He doesn't seem shocked to hear that I know about it.
-Why? 
-I knew you were there. And I knew this would be the only way to get close to you without you running away from me. I like Valentino. But there was a greater force.
I pull my gaze away from the road and look at him. There must be confusion on my face because it doesn't take long for Lewis to explain himself.
-Not that I'm a stalker or anything like that. -He chuckles. -But since I found out that you worked there, I haven't gotten you out of my mind. And those memories got even stronger. I didn't rest until I called Paolo and offered myself as a model.
-Why now? I understand you spent all this time thinking about it. But why just now? -My voice is low. I feel shy after his confession.
-Cause If I had come earlier, you wouldn't have accepted me. You needed your time to heal as I needed mine. And if I came before, would you listen to me? Would you come here with me? You would run away, I'm sure of it. Because Whether you like it or not, I know you very well.
-So it was all a plan? 
I play with a piece of dry twig I found on the ground so I don't have to look at him.
-No. Many things happened by fate. But since the moment I hung up the phone that day 9 years ago, I've been thinking about how to get you back.
I know what I'm going to end up doing the moment I hear the words coming out of his mouth, I have to do this not just for myself but for both of us. I would be supposing what would become of us for the rest of my life if I said no. I need to know if this is going to work out or not. I deserve it, and so does he.
-As if we had just met? - I look at him to wait for the answer. I see his face lighting up before my eyes, and I can feel the butterflies in my stomach.
-Yes. As if we just met. 
His smile makes me smile too. I nod to him, accepting his request. Lewis extends his hand to me in a greeting form. 
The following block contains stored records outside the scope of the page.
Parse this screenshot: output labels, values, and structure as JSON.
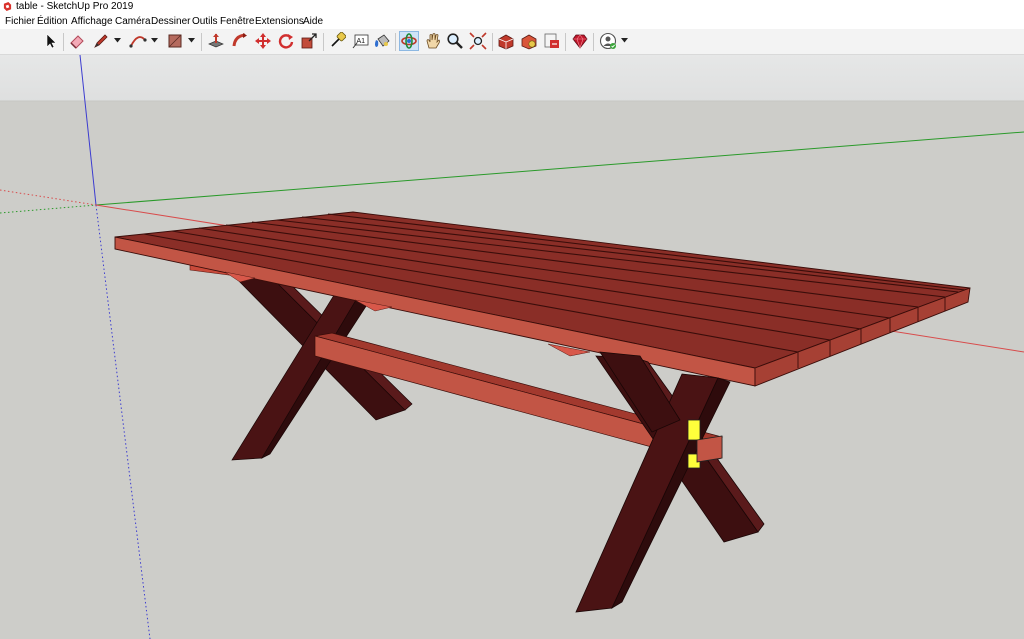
{
  "window": {
    "title": "table - SketchUp Pro 2019"
  },
  "menu": [
    "Fichier",
    "Édition",
    "Affichage",
    "Caméra",
    "Dessiner",
    "Outils",
    "Fenêtre",
    "Extensions",
    "Aide"
  ],
  "toolbar": {
    "tools": [
      {
        "name": "select-tool-button",
        "icon": "arrow-cursor-icon"
      },
      {
        "name": "eraser-tool-button",
        "icon": "eraser-icon"
      },
      {
        "name": "line-tool-button",
        "icon": "pencil-icon"
      },
      {
        "name": "arc-tool-button",
        "icon": "arc-icon"
      },
      {
        "name": "rectangle-tool-button",
        "icon": "rectangle-icon"
      },
      {
        "name": "push-pull-tool-button",
        "icon": "push-pull-icon"
      },
      {
        "name": "follow-me-tool-button",
        "icon": "follow-me-icon"
      },
      {
        "name": "move-tool-button",
        "icon": "move-icon"
      },
      {
        "name": "rotate-tool-button",
        "icon": "rotate-icon"
      },
      {
        "name": "scale-tool-button",
        "icon": "scale-icon"
      },
      {
        "name": "tape-measure-tool-button",
        "icon": "tape-measure-icon"
      },
      {
        "name": "text-tool-button",
        "icon": "text-icon"
      },
      {
        "name": "paint-bucket-tool-button",
        "icon": "paint-bucket-icon"
      },
      {
        "name": "orbit-tool-button",
        "icon": "orbit-icon"
      },
      {
        "name": "pan-tool-button",
        "icon": "hand-icon"
      },
      {
        "name": "zoom-tool-button",
        "icon": "magnifier-icon"
      },
      {
        "name": "zoom-extents-tool-button",
        "icon": "zoom-extents-icon"
      },
      {
        "name": "3d-warehouse-button",
        "icon": "warehouse-icon"
      },
      {
        "name": "extension-warehouse-button",
        "icon": "extension-warehouse-icon"
      },
      {
        "name": "send-to-layout-button",
        "icon": "layout-icon"
      },
      {
        "name": "ruby-console-button",
        "icon": "ruby-icon"
      },
      {
        "name": "account-button",
        "icon": "user-account-icon"
      }
    ],
    "text_tool_glyph": "A1",
    "active_tool": "orbit-tool-button"
  },
  "colors": {
    "sky": "#e4e5e5",
    "ground": "#cdcdc9",
    "wood_top": "#8a2e27",
    "wood_front": "#c25545",
    "wood_dark": "#471112",
    "selection_highlight": "#ffff3b",
    "axis_red": "#d84b4b",
    "axis_green": "#2a9a2a",
    "axis_blue": "#3c3cd0"
  }
}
-Nice to meet you. I'm Lewis Hamilton. 
I laugh at his performance but soon join in the fun and shake his hand. 
-Nice to meet you, Lewis. My name is Angie Woods.
I get up from the chair I've been sitting in for hours and go to my bag so I can pack my stuff.
Paolo and the rest of our team say goodbye to me and then leave the meeting room. I make my way to my office and run to finish some paperwork before calling it a day. The pre-season is consuming me all over. I've barely had time to do anything else that wasn't work related in the last week. I saw Lewis a few times at the company doing some photoshoots, but we haven't had time to talk in person since our date because of all the work that surrounds us.
But the text messages haven't stopped coming since that day. It ranges from a simple good morning to complex conversations about our life. I was able to try to understand him more during these conversations, and I am happy with the new person he has shown himself to be. He manages to put together the same essence as before, with all the learning from now, and all of this ends up forming a wonderful person.
I'm not putting expectations related to what I feel for him. I promised myself I would let it happen, and that's what I'm doing. He's given me the space he promised to so I could get used to this new idea, and that's what counts.
I was startled when I hear the office door being opened, it’s past eleven at night, and I didn't think there would be anyone else in the building. I turn quickly to the door and find Lewis staring at me, halfway into the room.
-Jesus! You almost scared me to death. - I put my hand on my chest as a way to calm myself down. - You don't knock anymore? 
-Sorry. - He laughs at my despair. -I wasn't sure if you were still here.
-Still here. This pre-season is killing me. But at least it's almost over. 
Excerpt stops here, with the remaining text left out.